The Project

The Normativity of Sacred Images in Early Modern Europe (SACRIMA) is a five-year project funded by the European Research Council and led by Prof. Dr. Chiara Franceschini at the Institut für Kunstgeschichte of the LMU.

 

The SACRIMA team study relations between religion, aesthetics and geography in Early Modern Europe, proposing to break ground in two main ways. First, by conducting a new investigation of early modern sacred images using the concept of ‘normativity’, a notion that is generally associated not with images, but with written documents. Second, by adopting a comparative and trans-national approach at the crossroad of the history of art, the history of religion and cultural geography.

Starting from a new systematic survey of image-based material in ecclesiastical archives and focusing on a comparison between five major areas that, remaining inside Catholicism, responded differently to the challenge imposed by the Reformation, SACRIMA investigates relations between art, religion and transfer in the period 1450-1650, that is when Europe underwent, at the same time, an impressive artistic development and a dramatic religious crisis during which the status of the sacred image was repeatedly contested.

The project has three main objectives:

1. To provide a comparative survey of contested images in the Italian peninsula and islands, France, Iberia, the Low Countries and Southern Germany, investigating similarities and differences of institutional visual policies inside Catholic Europe, using a comparative approach and focusing on dynamics of conflict, negotiations and border crossing with other confessions.

2. To develop and investigate the notion of ‘visual norm’ in different media, through a series of in-depth case-studies and an analysis of different aspects: form and materiality, meaning and iconographies, spatial relationships and movement, reproduction, restoration and reframing.

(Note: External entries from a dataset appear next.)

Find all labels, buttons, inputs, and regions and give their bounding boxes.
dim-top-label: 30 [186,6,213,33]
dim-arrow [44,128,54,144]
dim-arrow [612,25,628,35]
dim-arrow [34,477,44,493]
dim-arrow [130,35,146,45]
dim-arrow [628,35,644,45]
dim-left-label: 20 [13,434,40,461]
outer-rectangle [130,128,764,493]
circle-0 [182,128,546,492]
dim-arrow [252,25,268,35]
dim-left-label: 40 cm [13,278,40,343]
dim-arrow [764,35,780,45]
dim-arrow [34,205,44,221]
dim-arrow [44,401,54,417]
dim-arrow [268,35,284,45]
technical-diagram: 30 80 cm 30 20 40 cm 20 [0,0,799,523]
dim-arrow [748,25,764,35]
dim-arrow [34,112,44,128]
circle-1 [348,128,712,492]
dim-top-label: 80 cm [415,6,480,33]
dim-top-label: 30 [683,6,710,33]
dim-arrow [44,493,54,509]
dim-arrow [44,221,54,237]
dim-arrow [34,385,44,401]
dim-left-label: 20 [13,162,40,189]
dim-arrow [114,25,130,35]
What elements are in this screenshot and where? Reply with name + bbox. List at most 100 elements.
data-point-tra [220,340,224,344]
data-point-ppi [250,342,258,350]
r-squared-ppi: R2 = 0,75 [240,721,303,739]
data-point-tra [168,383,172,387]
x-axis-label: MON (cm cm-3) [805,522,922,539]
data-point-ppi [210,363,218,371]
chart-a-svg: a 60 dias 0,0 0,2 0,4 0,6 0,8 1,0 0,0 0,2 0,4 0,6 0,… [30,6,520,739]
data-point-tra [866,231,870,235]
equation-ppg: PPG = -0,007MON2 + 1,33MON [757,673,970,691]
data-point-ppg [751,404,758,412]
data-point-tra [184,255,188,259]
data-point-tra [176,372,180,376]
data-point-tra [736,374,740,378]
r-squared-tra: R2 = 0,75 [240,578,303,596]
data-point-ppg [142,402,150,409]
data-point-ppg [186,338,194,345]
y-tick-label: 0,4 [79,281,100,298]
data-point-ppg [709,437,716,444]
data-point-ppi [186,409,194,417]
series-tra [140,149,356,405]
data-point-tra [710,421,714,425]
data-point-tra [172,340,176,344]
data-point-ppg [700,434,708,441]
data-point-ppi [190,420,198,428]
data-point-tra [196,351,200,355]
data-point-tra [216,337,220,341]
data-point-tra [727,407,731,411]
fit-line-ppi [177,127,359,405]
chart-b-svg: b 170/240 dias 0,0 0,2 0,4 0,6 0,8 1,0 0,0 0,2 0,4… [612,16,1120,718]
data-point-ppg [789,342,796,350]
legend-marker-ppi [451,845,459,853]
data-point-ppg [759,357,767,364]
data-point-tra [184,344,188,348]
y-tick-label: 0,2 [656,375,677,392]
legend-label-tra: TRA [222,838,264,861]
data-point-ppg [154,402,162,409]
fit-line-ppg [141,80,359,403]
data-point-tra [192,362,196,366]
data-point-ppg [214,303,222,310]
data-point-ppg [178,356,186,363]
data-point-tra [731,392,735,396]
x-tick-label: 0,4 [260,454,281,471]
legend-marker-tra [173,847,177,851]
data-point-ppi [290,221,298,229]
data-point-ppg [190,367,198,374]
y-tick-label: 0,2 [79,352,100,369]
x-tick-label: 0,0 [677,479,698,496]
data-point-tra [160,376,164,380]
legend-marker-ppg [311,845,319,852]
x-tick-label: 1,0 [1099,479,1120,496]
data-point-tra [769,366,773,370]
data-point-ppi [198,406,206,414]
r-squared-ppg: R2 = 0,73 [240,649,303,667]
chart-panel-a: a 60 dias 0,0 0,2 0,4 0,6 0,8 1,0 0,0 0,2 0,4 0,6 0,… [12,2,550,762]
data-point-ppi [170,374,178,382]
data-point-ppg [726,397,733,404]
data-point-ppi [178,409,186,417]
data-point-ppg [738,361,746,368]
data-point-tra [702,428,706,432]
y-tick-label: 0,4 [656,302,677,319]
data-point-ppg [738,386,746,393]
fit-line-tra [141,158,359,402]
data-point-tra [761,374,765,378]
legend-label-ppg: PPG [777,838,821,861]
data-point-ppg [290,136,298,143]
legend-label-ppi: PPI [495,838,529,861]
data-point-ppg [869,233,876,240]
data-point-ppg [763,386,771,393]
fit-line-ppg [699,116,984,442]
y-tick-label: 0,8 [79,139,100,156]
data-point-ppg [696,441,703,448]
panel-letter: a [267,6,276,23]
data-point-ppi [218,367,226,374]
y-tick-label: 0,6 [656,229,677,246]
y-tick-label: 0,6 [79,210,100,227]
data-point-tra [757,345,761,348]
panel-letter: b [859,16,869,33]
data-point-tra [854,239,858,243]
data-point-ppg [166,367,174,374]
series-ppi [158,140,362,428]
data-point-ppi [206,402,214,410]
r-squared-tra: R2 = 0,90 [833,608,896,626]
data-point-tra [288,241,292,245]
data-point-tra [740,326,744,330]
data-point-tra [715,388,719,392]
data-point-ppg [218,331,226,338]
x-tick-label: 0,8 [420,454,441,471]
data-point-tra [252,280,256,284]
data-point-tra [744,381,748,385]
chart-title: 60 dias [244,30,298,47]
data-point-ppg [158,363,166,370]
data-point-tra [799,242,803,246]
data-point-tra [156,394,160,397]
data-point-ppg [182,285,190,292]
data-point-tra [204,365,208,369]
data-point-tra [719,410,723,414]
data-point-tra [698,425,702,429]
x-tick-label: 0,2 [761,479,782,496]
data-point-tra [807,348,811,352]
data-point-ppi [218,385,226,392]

3. To integrate the investigation of institutional and visual norms through a study of art transfer and local reactions, aiming at reconstructing a cross-border cartography of image normativity and a geography of visual norms throughout Europe and beyond.

 

 

 

The proposed focus on the capacity of art to impose new normative visions of sacred subjects as well as to produce reactions which are often geographically differentiated opens new perspectives on the relations between art, religion and cultural transfer, shedding new light on previously explored notions of ‘image censorship’, the ‘power of images’ or the ‘performance of images’. The overall project will contribute to the understanding of dynamics of cultural integration, differentiation and local negotiation in early modern Europe.

Situated at the intersection of the history of art and architecture, early modern history, religion, and cultural geography, SACRIMA is at the same time: a) interdisciplinary, b) comparative, c) founded on a combination of close contextual studies carried out by team members and collective new surveys and discussions of broader questions. Contextual studies are based on a combined analysis of three different sets of materials: texts (art treatises and theological texts about images, describing image making and reactions to images); archival material (mostly, from ecclesiastical Catholic archives), images (case-studies on single artists, iconographies or series of images; focus on reproduction/restoration/reframing; geography of visual norms).

Carefully constructed to draw upon state-of-the-art current knowledge and capabilities of the appointed researchers and collaborators, SACRIMA aims to offer the first comparative European survey of norms for images in face of the radical criticism of sacred images conducted by the Reformation and by non-Christian religious minorities in Europe and to provide the first comprehensive study on the competition between the regulations of religions and the rules of art in Early Modern Europe.

Beyond the early modern specialism, this project aims to provide the scientific community with new tools, questions and perspectives to develop broader investigations of the normativity of images beyond Europe and in different historical periods.